CISA’s Impact on the Maritime Industry

In 2016, the maritime industry has made a significant commitment to addressing cyber risk and promoting cyber risk management. The recently released Industry Guidelines on Cyber Security Onboard Ships, produced and supported by the Baltic and International Maritime Council (“BIMCO”), Cruise Lines International Association (“CLIA”), International Chamber of Shipping (“ICS”), International Association of Dry Cargo Shipowners (“INTERCARGO”), and International Association of Independent Tanker Owners (“INTERTANKO”), serve as a new standard for protecting shipboard systems, and the Interim
Guidelines on Maritime Cyber Risk Management, adopted by the International Maritime Organization (“IMO”), have become the new benchmark for best cybersecurity practices for the maritime industry.
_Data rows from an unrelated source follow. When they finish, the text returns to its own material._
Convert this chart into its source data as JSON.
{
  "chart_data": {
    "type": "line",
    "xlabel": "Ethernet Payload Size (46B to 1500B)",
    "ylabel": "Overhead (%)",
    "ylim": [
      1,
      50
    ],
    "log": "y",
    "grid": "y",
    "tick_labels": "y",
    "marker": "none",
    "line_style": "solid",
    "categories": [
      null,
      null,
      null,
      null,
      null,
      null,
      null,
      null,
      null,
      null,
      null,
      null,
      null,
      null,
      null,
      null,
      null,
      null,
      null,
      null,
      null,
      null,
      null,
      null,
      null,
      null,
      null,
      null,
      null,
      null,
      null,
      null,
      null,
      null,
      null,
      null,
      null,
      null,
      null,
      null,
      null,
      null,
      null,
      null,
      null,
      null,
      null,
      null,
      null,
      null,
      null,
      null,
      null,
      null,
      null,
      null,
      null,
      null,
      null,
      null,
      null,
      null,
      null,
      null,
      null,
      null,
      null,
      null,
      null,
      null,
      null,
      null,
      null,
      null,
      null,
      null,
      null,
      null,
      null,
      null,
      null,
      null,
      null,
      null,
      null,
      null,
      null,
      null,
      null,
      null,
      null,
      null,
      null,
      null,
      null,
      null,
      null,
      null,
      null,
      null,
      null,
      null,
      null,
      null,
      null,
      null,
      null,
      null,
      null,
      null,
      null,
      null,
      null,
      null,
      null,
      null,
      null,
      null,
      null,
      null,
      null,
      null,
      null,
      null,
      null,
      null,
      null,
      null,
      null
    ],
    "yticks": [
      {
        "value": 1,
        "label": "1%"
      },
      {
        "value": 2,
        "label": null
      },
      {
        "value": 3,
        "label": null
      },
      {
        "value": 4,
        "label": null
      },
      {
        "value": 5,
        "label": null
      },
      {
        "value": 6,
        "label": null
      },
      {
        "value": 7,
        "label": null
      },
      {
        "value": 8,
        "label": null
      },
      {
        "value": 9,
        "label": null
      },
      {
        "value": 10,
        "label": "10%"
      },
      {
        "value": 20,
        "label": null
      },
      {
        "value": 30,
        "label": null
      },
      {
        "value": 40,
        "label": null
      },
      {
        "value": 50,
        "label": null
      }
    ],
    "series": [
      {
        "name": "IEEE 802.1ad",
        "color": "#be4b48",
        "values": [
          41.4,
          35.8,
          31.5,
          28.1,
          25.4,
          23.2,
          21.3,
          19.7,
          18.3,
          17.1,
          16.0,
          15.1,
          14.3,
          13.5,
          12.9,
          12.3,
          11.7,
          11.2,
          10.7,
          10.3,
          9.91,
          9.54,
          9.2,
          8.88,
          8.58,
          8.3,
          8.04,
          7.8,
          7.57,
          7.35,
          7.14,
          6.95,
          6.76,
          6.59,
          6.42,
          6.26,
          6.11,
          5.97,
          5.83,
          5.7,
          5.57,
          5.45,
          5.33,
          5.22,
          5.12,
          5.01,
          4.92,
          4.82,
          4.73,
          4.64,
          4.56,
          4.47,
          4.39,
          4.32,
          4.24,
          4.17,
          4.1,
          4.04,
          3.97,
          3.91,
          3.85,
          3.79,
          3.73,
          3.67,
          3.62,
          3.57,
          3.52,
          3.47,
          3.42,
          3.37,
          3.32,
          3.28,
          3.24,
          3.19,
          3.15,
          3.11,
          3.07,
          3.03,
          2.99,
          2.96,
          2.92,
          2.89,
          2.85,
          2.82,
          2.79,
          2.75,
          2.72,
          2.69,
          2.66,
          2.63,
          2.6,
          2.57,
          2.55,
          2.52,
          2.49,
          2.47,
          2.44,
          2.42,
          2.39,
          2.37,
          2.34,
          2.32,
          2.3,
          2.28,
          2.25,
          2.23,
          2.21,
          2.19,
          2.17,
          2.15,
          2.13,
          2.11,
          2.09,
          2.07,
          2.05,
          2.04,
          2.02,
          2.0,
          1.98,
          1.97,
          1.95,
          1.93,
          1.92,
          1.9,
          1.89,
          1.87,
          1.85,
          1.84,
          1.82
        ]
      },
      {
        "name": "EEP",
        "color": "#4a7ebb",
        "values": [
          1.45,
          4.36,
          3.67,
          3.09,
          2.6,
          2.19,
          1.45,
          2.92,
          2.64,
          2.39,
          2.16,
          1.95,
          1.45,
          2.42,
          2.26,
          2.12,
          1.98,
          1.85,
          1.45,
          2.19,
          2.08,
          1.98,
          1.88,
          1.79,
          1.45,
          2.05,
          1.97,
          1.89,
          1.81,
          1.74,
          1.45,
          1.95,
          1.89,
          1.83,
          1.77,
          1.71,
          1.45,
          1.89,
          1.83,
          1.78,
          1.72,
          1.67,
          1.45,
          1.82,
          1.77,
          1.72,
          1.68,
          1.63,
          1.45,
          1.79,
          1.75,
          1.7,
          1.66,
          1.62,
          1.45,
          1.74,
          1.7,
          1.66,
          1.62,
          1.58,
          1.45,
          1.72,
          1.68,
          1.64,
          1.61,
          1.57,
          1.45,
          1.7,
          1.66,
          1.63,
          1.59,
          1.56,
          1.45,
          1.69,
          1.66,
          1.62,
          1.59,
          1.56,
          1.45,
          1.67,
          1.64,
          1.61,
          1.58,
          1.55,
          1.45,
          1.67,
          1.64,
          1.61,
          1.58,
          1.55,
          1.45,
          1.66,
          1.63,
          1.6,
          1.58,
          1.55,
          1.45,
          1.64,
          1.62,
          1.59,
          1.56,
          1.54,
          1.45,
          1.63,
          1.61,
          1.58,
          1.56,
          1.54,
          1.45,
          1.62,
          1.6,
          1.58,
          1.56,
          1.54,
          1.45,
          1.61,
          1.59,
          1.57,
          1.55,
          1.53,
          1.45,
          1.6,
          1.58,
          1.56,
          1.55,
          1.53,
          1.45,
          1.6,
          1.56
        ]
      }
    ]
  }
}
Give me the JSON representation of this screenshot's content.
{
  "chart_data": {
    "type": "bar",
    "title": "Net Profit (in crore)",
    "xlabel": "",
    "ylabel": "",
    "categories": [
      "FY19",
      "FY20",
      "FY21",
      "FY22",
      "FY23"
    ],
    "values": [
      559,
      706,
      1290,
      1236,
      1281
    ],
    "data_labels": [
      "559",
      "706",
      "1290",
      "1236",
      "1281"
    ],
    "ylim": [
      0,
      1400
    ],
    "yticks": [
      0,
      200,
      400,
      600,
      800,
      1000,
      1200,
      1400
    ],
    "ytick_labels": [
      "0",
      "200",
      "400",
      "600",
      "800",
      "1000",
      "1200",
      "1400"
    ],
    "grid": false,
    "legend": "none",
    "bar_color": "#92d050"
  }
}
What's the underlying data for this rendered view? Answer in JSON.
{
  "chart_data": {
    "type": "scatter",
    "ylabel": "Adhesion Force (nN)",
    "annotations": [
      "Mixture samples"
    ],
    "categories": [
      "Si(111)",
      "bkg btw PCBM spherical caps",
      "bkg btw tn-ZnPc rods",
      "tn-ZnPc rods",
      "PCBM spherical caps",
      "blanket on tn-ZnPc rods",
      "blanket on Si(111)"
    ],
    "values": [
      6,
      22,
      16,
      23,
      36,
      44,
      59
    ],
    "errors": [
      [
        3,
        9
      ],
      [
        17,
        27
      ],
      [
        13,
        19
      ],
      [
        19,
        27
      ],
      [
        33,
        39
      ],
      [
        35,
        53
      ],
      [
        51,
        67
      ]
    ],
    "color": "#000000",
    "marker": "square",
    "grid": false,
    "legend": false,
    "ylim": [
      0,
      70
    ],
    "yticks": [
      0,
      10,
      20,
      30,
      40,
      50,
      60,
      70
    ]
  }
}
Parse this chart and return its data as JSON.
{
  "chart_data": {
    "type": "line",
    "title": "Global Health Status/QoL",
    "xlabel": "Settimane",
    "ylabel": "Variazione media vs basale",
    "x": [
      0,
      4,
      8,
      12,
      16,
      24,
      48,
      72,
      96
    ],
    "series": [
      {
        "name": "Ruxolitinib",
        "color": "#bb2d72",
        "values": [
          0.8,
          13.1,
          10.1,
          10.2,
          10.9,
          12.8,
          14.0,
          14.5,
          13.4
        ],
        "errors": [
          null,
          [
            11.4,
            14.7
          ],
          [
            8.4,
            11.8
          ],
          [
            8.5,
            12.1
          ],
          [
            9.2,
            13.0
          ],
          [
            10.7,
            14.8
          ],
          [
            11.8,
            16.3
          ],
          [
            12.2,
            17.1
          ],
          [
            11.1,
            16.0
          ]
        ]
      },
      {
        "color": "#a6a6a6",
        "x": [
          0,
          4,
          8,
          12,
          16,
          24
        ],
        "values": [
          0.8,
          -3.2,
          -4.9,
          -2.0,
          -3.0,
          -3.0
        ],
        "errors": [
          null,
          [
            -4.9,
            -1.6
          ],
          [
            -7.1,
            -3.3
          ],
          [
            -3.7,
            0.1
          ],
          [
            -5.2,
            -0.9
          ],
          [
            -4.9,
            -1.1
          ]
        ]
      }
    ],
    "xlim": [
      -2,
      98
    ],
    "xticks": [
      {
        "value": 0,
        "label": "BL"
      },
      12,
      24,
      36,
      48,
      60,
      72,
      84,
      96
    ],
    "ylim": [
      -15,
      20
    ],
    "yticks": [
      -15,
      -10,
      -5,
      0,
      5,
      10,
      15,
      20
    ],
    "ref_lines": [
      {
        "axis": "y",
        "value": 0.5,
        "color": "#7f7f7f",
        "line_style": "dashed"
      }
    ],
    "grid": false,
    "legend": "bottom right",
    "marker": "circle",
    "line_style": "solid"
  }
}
While these new guidelines and best practices help to manage cyber risk, the maritime industry could benefit from additional reporting and information sharing practices.

As the maritime industry continues to seek opportunities to manage cyber risk, CISA provides a new opportunity to exchange and receive cyber threat information in a secure environment surrounded by legal protections. Consequently, maritime clients seeking options for enhancing current cybersecurity measures should view CISA and participation in AIS as a legitimate option to supplement other best practices, and notably, one that allows for anonymous and voluntary reporting. However, careful consideration should be given to the benefits and risks associated with participation, including strategic decisions relating to anonymity and the content that is exchanged. As clients strive for ways to minimize cyber risk, it would be prudent to have counsel involved as part of the team to guide clients navigating CISA and assist with developing comprehensive cyber risk management strategies in an effort to minimize liabilities.